Only a few studies have attempted to compare the clinical outcomes of TDM-guided antimicrobial dosing versus outcomes without this intervention [39, 163, 227]. Currently, most data were obtained from small-scale and uncontrolled studies, which are not of itself, sufficient to support a global practice shift towards routine antimicrobial TDM in ICU. Therefore, well-designed and controlled studies focusing on patient-centred outcomes should be performed in this population to evaluate the real benefits of incorporating TDM into daily ICU practice.

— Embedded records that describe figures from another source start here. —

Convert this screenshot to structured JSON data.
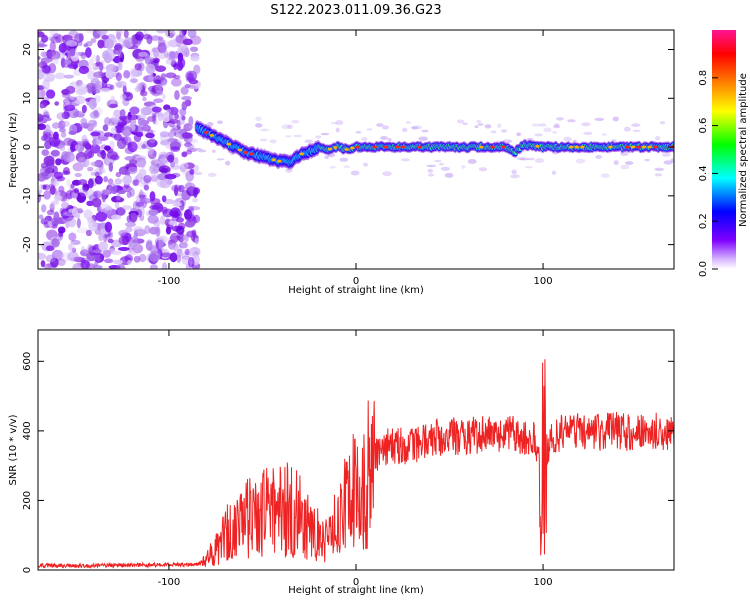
{
  "title": "S122.2023.011.09.36.G23",
  "chart_data": [
    {
      "type": "heatmap",
      "xlabel": "Height of straight line (km)",
      "ylabel": "Frequency (Hz)",
      "xlim": [
        -170,
        170
      ],
      "ylim": [
        -25,
        24
      ],
      "xticks": [
        -100,
        0,
        100
      ],
      "xtick_labels": [
        "-100",
        "0",
        "100"
      ],
      "yticks": [
        -20,
        -10,
        0,
        10,
        20
      ],
      "ytick_labels": [
        "-20",
        "-10",
        "0",
        "10",
        "20"
      ],
      "grid": false,
      "noise_region_x": [
        -170,
        -85
      ],
      "signal_ridge": {
        "x": [
          -85,
          -80,
          -75,
          -70,
          -65,
          -60,
          -55,
          -50,
          -45,
          -40,
          -35,
          -30,
          -25,
          -20,
          -15,
          -10,
          -5,
          0,
          10,
          20,
          40,
          60,
          80,
          85,
          90,
          100,
          120,
          140,
          170
        ],
        "frequency": [
          4,
          3,
          2,
          1,
          0,
          -1,
          -1.5,
          -2,
          -2.5,
          -3,
          -3,
          -1.5,
          -1,
          0,
          -0.5,
          0,
          -0.5,
          0,
          0,
          0,
          0,
          0,
          0,
          -1,
          0.5,
          0,
          0,
          0,
          0
        ]
      },
      "colorbar": {
        "label": "Normalized spectral amplitude",
        "range": [
          0.0,
          1.0
        ],
        "ticks": [
          0.0,
          0.2,
          0.4,
          0.6,
          0.8
        ],
        "tick_labels": [
          "0.0",
          "0.2",
          "0.4",
          "0.6",
          "0.8"
        ],
        "colors": [
          "#ffffff",
          "#7f00ff",
          "#0000ff",
          "#00ffff",
          "#00ff00",
          "#ffff00",
          "#ff7f00",
          "#ff0000",
          "#ff1493"
        ]
      }
    },
    {
      "type": "line",
      "xlabel": "Height of straight line (km)",
      "ylabel": "SNR (10 * v/v)",
      "xlim": [
        -170,
        170
      ],
      "ylim": [
        0,
        690
      ],
      "xticks": [
        -100,
        0,
        100
      ],
      "xtick_labels": [
        "-100",
        "0",
        "100"
      ],
      "yticks": [
        0,
        200,
        400,
        600
      ],
      "ytick_labels": [
        "0",
        "200",
        "400",
        "600"
      ],
      "grid": false,
      "series": [
        {
          "color": "#ee2222",
          "x": [
            -170,
            -150,
            -130,
            -110,
            -95,
            -85,
            -80,
            -75,
            -70,
            -65,
            -60,
            -55,
            -50,
            -45,
            -40,
            -35,
            -30,
            -25,
            -20,
            -15,
            -10,
            -5,
            0,
            5,
            10,
            15,
            20,
            30,
            40,
            50,
            60,
            70,
            80,
            90,
            95,
            100,
            105,
            110,
            120,
            130,
            140,
            150,
            160,
            170
          ],
          "y": [
            12,
            12,
            13,
            14,
            15,
            16,
            30,
            60,
            100,
            120,
            140,
            155,
            170,
            160,
            180,
            175,
            160,
            130,
            110,
            80,
            140,
            210,
            240,
            280,
            320,
            350,
            355,
            360,
            375,
            385,
            385,
            390,
            390,
            385,
            390,
            300,
            390,
            395,
            400,
            395,
            400,
            395,
            400,
            395
          ]
        }
      ]
    }
  ]
}
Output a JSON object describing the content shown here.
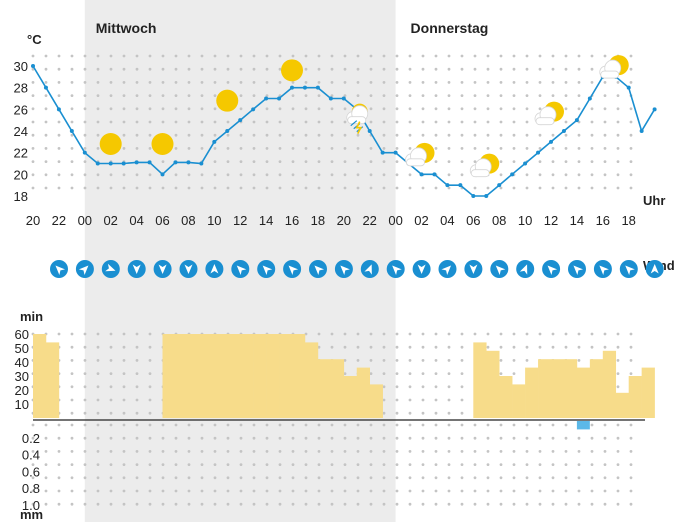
{
  "chart_data": [
    {
      "type": "line",
      "title": "",
      "day_labels": [
        "Mittwoch",
        "Donnerstag"
      ],
      "ylabel": "°C",
      "xlabel": "Uhr",
      "ylim": [
        17,
        31
      ],
      "yticks": [
        18,
        20,
        22,
        24,
        26,
        28,
        30
      ],
      "xticks": [
        "20",
        "22",
        "00",
        "02",
        "04",
        "06",
        "08",
        "10",
        "12",
        "14",
        "16",
        "18",
        "20",
        "22",
        "00",
        "02",
        "04",
        "06",
        "08",
        "10",
        "12",
        "14",
        "16",
        "18"
      ],
      "hours": [
        "20",
        "21",
        "22",
        "23",
        "00",
        "01",
        "02",
        "03",
        "04",
        "05",
        "06",
        "07",
        "08",
        "09",
        "10",
        "11",
        "12",
        "13",
        "14",
        "15",
        "16",
        "17",
        "18",
        "19",
        "20",
        "21",
        "22",
        "23",
        "00",
        "01",
        "02",
        "03",
        "04",
        "05",
        "06",
        "07",
        "08",
        "09",
        "10",
        "11",
        "12",
        "13",
        "14",
        "15",
        "16",
        "17",
        "18",
        "19",
        "20"
      ],
      "series": [
        {
          "values": [
            30,
            28,
            26,
            24,
            22,
            21,
            21,
            21,
            21.1,
            21.1,
            20,
            21.1,
            21.1,
            21,
            23,
            24,
            25,
            26,
            27,
            27,
            28,
            28,
            28,
            27,
            27,
            26,
            24,
            22,
            22,
            21,
            20,
            20,
            19,
            19,
            18,
            18,
            19,
            20,
            21,
            22,
            23,
            24,
            25,
            27,
            29,
            29,
            28,
            24,
            26
          ]
        }
      ],
      "weather_icons": [
        {
          "hour_index": 6,
          "icon": "sun-icon",
          "temp": 22.8
        },
        {
          "hour_index": 10,
          "icon": "sun-icon",
          "temp": 22.8
        },
        {
          "hour_index": 15,
          "icon": "sun-icon",
          "temp": 26.8
        },
        {
          "hour_index": 20,
          "icon": "sun-icon",
          "temp": 29.6
        },
        {
          "hour_index": 25,
          "icon": "thunderstorm-icon",
          "temp": 25.6
        },
        {
          "hour_index": 30,
          "icon": "partly-cloudy-icon",
          "temp": 21.8
        },
        {
          "hour_index": 35,
          "icon": "partly-cloudy-icon",
          "temp": 20.8
        },
        {
          "hour_index": 40,
          "icon": "partly-cloudy-icon",
          "temp": 25.6
        },
        {
          "hour_index": 45,
          "icon": "partly-cloudy-icon",
          "temp": 29.9
        }
      ]
    },
    {
      "type": "icons",
      "label": "Wind",
      "directions_deg": [
        225,
        315,
        20,
        90,
        90,
        90,
        270,
        225,
        225,
        225,
        225,
        225,
        292,
        225,
        90,
        315,
        90,
        225,
        292,
        225,
        225,
        225,
        225,
        270
      ]
    },
    {
      "type": "bar",
      "ylabel": "min",
      "ylim": [
        0,
        60
      ],
      "yticks": [
        10,
        20,
        30,
        40,
        50,
        60
      ],
      "values": [
        60,
        54,
        0,
        0,
        0,
        0,
        0,
        0,
        0,
        0,
        60,
        60,
        60,
        60,
        60,
        60,
        60,
        60,
        60,
        60,
        60,
        54,
        42,
        42,
        30,
        36,
        24,
        0,
        0,
        0,
        0,
        0,
        0,
        0,
        54,
        48,
        30,
        24,
        36,
        42,
        42,
        42,
        36,
        42,
        48,
        18,
        30,
        36
      ]
    },
    {
      "type": "bar",
      "ylabel": "mm",
      "ylim": [
        0,
        1.0
      ],
      "yticks": [
        "0.2",
        "0.4",
        "0.6",
        "0.8",
        "1.0"
      ],
      "values": [
        0,
        0,
        0,
        0,
        0,
        0,
        0,
        0,
        0,
        0,
        0,
        0,
        0,
        0,
        0,
        0,
        0,
        0,
        0,
        0,
        0,
        0,
        0,
        0,
        0,
        0,
        0,
        0,
        0,
        0,
        0,
        0,
        0,
        0,
        0,
        0,
        0,
        0,
        0,
        0,
        0,
        0,
        0.1,
        0,
        0,
        0,
        0,
        0
      ],
      "color": "#5bb8e8"
    }
  ],
  "colors": {
    "line": "#1a8fd1",
    "sun": "#f5c800",
    "sunshine_bar": "#f7dc8a",
    "night_shade": "#ececec",
    "wind_circle": "#1a8fd1"
  }
}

The tools and essentials for TDM

Routine antimicrobial TDM in critically ill patients is currently hampered by slow turnaround times, and even in expert centres, antimicrobial concentrations may only be available after 6–8 h of blood collection, potentially leading to delayed dosing improvements. Furthermore, in most ICUs, TDM is probably not available for all important antimicrobials and certainly, not for 24 h and 7 days a week [5, 6]. An easy-to-use chromatography-based method that enables rapid and reliable simultaneous determination of antimicrobial concentrations in plasma and tissues can be developed, and some are now being used routinely in clinical settings. Although concentration measurements are usually performed in blood matrices (e.g. plasma or serum), several alternative sampling strategies (e.g. dried blood spots and volumetric absorptive microsamples), which are minimally or non-invasive approaches, need to be further investigated and validated for routine TDM in critically ill patients. Importantly, these “patient-friendly” strategies may play an important role in the establishment of TDM centres in remote and resource-limited settings.

Conclusion

Although alternative dosing strategies can improve antimicrobial exposure in critically ill patients, the extreme PK variability in this patient population means that some may still receive sub-optimal antibiotic exposure leading to unpredictable clinical outcomes. TDM-guided dosing is the only safe and effective way to ensure that all critically ill patients achieve therapeutic antimicrobial exposures. TDM-guided dosing has been shown to be clinically beneficial for aminoglycosides, voriconazole and ribavirin. For most common antibiotics and antifungals in the ICU, a clear therapeutic range has been established and for these agents, routine TDM in critically ill patients may be useful. Specifically, we recommend routine TDM when one of these antibiotics or antifungals is used in critically ill patients: aminoglycosides, beta-lactam antibiotics, linezolid, teicoplanin, vancomycin and voriconazole. For the antivirals, urgent research is needed to identify therapeutic targets for patient benefits and to also ascertain whether antiviral TDM is indeed meritorious in this patient population. Although we believe that TDM should be the standard of care for most antimicrobials in every ICU, important barriers, such as the availability of bioanalytical experts and TDM equipments in an institution, need to be addressed before routine TDM can be widely employed worldwide.

Below is the link to the electronic supplementary material.

Supplementary material 1 (DOCX 234 kb)

Supplementary material 2 (DOCX 125 kb)

Supplementary material 3 (DOCX 104 kb)

Supplementary material 4 (DOCX 134 kb)

Supplementary material 5 (DOCX 383 kb)

The Panel Members recommend routine TDM to be performed for aminoglycosides, beta-lactam antibiotics, linezolid, teicoplanin, vancomycin and voriconazole in critically ill patients.